In 1976, James Eckenwalder proposed that the Cupressaceae be merged with the Taxodiaceae, a circumscription which has since become consensus.

Prior to Eckenwalder's merger of the Taxodiaceae and the Cupressaceae, the generally accepted scheme was Pilger's, which split the then-pinaceae into seven families: the Taxaceae, Podocarpaceae, Araucariaceae, Cephalotaxaceae, Pinaceae sensu strictu, Taxodiaceae, and Cupressaceae.
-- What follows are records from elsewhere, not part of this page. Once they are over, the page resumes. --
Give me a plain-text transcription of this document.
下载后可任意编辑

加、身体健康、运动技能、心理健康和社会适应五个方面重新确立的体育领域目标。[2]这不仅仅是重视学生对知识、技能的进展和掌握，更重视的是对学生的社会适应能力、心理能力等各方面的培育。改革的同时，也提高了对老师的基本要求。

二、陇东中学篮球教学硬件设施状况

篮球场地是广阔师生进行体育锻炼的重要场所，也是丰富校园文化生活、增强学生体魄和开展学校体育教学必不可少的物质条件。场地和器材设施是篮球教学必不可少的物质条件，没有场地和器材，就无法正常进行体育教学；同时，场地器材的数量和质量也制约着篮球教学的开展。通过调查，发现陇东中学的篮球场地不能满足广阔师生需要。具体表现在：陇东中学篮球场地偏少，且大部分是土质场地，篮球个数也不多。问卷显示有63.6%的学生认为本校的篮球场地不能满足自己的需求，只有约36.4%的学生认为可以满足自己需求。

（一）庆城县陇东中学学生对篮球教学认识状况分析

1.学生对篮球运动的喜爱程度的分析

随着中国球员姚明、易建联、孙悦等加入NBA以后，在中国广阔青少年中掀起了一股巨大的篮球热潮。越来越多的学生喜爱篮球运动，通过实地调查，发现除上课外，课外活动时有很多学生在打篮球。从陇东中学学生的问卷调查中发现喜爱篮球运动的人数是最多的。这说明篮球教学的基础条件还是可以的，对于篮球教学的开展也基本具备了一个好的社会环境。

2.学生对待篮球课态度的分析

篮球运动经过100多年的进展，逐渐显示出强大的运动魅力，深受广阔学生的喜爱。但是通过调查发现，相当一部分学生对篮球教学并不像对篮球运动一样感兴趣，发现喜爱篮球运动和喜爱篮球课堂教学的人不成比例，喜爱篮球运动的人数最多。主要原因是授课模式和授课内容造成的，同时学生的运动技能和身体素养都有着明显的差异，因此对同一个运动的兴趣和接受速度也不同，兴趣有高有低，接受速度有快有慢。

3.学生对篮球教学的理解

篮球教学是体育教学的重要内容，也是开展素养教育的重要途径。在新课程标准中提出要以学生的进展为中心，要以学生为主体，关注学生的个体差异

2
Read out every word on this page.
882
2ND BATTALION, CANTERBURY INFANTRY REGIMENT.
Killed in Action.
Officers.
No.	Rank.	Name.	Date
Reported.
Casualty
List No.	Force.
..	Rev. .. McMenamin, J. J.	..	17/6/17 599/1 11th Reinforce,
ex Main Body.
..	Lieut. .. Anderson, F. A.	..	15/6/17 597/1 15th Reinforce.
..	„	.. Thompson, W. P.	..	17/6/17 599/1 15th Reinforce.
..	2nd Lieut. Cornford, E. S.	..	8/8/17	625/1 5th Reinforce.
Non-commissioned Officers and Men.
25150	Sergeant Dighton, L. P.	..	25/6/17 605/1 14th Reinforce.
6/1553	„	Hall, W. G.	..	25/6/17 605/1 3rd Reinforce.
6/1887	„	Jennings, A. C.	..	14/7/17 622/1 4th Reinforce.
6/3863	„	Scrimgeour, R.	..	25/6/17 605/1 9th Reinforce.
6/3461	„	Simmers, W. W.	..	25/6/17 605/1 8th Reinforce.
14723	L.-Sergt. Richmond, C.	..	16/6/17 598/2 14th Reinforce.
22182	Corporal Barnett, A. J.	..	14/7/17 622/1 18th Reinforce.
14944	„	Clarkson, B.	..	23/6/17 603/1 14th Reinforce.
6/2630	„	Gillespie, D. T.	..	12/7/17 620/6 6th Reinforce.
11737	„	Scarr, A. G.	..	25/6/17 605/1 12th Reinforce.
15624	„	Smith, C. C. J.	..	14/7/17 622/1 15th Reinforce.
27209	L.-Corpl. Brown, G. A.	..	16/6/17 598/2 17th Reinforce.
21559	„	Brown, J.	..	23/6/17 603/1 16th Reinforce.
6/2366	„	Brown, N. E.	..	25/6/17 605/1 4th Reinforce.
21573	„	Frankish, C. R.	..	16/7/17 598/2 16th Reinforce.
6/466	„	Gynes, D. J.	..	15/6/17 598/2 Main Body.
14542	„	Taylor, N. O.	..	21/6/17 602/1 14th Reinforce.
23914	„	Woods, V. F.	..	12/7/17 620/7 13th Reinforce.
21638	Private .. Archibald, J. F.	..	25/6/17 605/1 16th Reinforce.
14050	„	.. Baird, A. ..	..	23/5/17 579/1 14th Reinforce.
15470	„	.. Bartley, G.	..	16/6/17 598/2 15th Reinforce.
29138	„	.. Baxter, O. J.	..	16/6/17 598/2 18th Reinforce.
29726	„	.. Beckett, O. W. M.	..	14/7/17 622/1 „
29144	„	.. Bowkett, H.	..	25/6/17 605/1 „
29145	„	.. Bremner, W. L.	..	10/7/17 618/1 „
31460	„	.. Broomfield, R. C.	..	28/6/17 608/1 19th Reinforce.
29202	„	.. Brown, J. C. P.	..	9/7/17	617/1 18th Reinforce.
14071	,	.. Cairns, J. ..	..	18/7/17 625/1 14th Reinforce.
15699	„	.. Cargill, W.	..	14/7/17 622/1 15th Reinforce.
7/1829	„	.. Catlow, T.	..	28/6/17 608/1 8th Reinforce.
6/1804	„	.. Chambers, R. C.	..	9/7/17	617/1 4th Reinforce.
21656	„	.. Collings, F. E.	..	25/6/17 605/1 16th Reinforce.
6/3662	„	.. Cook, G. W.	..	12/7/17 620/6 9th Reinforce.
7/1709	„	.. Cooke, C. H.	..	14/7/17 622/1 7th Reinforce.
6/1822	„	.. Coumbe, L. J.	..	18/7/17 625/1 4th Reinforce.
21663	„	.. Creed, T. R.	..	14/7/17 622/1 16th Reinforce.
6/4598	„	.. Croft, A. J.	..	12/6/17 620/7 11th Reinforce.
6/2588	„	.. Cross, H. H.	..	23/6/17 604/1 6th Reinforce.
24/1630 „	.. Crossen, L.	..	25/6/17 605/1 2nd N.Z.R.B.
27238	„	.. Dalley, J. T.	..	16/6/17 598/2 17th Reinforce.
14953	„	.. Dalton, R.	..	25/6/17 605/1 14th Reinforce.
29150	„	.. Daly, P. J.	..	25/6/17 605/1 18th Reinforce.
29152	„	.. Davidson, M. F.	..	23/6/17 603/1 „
Prior taxonomists had historically also suggested combining the Taxodiaceae and Cupressaceae on the basis of such factors as their gametophytes and embryology, or had otherwise grouped the conifers in unusual ways, but these studies were largely ignored due to questionable methodologies and insufficient evidence. Eckenwalder, however, by gathering vast amounts of morphological data (pertaining to embryology, morphology, anatomy, and chemistry), and computing composite “similarity values” aggregating all of these traits, made a newly convincing case that the Taxodiaceae and Cupressaceae were as similar to each other as groups classed in the same families elsewhere.

Recent papers concur with Eckenwalder, offering supporting genetic evidence, including from the DNA sequencing of rbcL plastids, and ultimately finding that, together, the Cupressaceae sensu strictu and the Taxodiaceae, with the removal of Sciadopitys verticillata, form a monophyletic group.